Alas, as specialized database systems have cropped up to meet the needs of individual departments and organizations, it’s become increasingly challenging to get them to talk to each other.
CDPs are purpose-built to collect and organize customer data from all these systems and sources into one place, which in turn becomes available to those departments. This makes cross-channel and cross-department engagements more feasible and effective. The combination of a database that is accessible, a single customer view, and enterprise-wide respect for customer experience leads to responding proactively to customer behavior in ways that make customers feel appreciated.
In our data-driven world, companies must ensure they respect their customers’ data if they want to earn and keep their trust. That means adhering to strict data privacy regulations and honoring customers’ data privacy preferences.

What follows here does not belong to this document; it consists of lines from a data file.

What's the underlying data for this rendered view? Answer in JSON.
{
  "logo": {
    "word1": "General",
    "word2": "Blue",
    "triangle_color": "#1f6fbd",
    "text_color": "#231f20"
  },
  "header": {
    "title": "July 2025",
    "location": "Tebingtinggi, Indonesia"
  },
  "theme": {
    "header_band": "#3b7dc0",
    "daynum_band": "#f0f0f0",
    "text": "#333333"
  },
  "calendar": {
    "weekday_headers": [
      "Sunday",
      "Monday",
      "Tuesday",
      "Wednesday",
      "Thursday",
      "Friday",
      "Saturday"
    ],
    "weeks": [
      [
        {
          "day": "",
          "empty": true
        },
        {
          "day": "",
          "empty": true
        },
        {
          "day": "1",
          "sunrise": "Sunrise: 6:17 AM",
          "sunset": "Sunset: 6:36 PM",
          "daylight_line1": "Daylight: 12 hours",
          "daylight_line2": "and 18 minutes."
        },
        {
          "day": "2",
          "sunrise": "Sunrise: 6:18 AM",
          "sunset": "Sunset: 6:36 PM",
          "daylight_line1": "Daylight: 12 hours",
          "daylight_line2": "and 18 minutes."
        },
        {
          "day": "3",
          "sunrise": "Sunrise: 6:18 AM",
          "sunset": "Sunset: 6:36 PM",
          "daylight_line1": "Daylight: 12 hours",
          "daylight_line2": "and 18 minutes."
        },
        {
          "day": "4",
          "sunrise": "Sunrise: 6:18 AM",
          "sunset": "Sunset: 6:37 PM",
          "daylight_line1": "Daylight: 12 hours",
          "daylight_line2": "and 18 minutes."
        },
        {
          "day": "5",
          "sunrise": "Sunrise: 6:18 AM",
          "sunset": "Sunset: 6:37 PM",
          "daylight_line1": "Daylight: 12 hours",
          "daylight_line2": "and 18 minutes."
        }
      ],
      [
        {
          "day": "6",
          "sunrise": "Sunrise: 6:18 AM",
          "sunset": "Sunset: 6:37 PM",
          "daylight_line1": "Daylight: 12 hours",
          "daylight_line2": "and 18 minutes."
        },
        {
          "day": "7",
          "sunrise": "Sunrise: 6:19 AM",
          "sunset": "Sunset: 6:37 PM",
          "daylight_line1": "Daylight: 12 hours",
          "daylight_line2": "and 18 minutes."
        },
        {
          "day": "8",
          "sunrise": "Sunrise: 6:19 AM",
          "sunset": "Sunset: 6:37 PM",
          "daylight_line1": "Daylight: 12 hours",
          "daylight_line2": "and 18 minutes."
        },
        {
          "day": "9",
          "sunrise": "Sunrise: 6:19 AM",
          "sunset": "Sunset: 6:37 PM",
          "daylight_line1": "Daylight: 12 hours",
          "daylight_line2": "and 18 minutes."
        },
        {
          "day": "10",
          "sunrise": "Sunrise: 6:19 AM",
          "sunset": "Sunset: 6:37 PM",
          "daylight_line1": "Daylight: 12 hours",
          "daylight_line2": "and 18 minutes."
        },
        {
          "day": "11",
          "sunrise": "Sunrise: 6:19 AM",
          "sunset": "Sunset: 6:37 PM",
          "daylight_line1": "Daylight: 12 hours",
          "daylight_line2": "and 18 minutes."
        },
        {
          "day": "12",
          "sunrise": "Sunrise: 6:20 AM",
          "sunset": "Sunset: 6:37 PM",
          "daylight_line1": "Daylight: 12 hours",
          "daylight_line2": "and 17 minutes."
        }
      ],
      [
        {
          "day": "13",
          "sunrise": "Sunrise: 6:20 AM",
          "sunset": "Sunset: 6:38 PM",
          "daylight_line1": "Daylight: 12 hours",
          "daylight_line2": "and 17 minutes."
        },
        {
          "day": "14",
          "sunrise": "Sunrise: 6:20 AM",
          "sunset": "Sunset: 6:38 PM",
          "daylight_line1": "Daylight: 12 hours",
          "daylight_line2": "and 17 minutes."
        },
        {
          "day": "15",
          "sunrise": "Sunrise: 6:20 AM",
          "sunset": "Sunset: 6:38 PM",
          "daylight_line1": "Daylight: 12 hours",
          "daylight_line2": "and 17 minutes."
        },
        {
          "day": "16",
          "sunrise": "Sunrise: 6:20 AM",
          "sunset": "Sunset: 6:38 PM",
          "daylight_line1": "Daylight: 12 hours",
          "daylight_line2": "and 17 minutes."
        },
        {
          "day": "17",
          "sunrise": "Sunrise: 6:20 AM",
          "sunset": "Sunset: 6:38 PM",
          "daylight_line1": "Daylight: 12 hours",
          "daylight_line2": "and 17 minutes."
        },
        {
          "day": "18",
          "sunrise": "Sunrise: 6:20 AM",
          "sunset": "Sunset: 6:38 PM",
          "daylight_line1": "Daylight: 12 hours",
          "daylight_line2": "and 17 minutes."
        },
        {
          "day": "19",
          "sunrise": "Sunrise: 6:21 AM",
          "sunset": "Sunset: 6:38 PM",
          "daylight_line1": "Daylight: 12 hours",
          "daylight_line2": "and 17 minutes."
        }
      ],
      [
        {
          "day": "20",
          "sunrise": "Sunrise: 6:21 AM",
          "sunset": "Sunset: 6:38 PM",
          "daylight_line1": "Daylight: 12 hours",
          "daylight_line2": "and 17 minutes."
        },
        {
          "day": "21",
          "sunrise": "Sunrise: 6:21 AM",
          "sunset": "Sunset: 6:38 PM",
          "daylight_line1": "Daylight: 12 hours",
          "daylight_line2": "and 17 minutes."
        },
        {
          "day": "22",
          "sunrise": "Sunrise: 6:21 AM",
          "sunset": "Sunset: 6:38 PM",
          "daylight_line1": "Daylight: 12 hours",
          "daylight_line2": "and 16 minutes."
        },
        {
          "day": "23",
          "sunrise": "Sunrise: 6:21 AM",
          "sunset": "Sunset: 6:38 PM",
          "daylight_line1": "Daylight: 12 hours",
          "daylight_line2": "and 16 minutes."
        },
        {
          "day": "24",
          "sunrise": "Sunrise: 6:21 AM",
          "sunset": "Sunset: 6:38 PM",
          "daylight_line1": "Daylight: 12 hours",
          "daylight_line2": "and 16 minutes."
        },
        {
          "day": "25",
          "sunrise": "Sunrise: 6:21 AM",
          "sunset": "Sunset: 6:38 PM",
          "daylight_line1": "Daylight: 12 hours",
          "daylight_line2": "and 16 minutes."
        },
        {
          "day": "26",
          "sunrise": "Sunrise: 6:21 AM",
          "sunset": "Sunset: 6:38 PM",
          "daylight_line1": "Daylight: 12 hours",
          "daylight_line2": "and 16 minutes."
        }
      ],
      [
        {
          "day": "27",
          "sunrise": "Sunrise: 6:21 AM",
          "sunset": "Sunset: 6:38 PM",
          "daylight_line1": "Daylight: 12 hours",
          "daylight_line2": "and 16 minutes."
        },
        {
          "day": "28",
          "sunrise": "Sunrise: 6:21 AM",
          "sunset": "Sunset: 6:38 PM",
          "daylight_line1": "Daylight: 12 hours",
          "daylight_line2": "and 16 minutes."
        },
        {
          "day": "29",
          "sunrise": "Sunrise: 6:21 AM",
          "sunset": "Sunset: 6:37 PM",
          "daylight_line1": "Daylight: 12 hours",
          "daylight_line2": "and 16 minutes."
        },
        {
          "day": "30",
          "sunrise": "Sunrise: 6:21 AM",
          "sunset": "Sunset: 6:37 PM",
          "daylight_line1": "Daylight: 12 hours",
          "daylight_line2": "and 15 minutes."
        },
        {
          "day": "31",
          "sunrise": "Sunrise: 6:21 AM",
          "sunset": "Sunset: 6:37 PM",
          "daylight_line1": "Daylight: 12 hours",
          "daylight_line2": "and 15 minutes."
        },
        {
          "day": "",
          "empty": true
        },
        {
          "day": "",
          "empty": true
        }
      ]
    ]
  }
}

By centralizing customer data into a single hub, including consent and privacy data, CDPs make it easier for companies to ensure they’re operating against their customers’ most complete and up-to-date preferences. This helps reduce compliance risk and improves the overall customer experience.

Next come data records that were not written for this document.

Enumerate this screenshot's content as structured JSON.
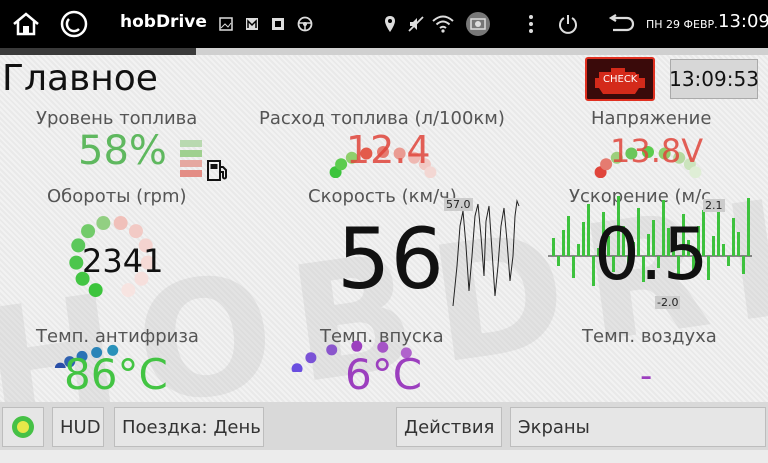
{
  "statusbar": {
    "app_title": "hobDrive",
    "date": "ПН 29 ФЕВР.",
    "time": "13:09"
  },
  "page": {
    "title": "Главное",
    "clock": "13:09:53"
  },
  "check_engine": {
    "label": "CHECK"
  },
  "gauges": {
    "fuel_level": {
      "label": "Уровень топлива",
      "value": "58%",
      "color": "#4caf50",
      "level": 0.58
    },
    "fuel_consumption": {
      "label": "Расход топлива (л/100км)",
      "value": "12.4",
      "color": "#e53935"
    },
    "voltage": {
      "label": "Напряжение",
      "value": "13.8V",
      "color": "#e53935"
    },
    "rpm": {
      "label": "Обороты (rpm)",
      "value": "2341",
      "color": "#111111"
    },
    "speed": {
      "label": "Скорость (км/ч)",
      "value": "56",
      "graph_max": "57.0",
      "color": "#111111"
    },
    "acceleration": {
      "label": "Ускорение (м/с",
      "value": "0.5",
      "graph_max": "2.1",
      "graph_min": "-2.0",
      "color": "#111111"
    },
    "coolant_temp": {
      "label": "Темп. антифриза",
      "value": "86°C",
      "color": "#43c443"
    },
    "intake_temp": {
      "label": "Темп. впуска",
      "value": "6°C",
      "color": "#9c3fbf"
    },
    "air_temp": {
      "label": "Темп. воздуха",
      "value": "-",
      "color": "#9c3fbf"
    }
  },
  "bottombar": {
    "hud": "HUD",
    "trip": "Поездка: День",
    "actions": "Действия",
    "screens": "Экраны"
  }
}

The nature of CDP is to deepen insight and broaden access to customer data, while maintaining security to customer data. This means that departments across an enterprise can achieve specific, internal objectives for CX, revenue, and customer loyalty using a single source. Given that marketing is a term used in distinct ways by departments, sharing the single customer view allows for the layers of touchpointswith a brand to reinforce one another. The customer is able to feel wholly supported and understood regardless of where they are in their customer journey.
Business survival will hinge on a crucial deciding factor in the future: How customer data is managed, and if businesses are using all of that personal information for good.
A CDP can help companies understand what their customers want, and can simplify the entire buying process. As more companies start to unlock the power of unified, centralized data and real-time customer profiles, CDP adoption will only grow – as a business leader, the question is are you ready for what’s next?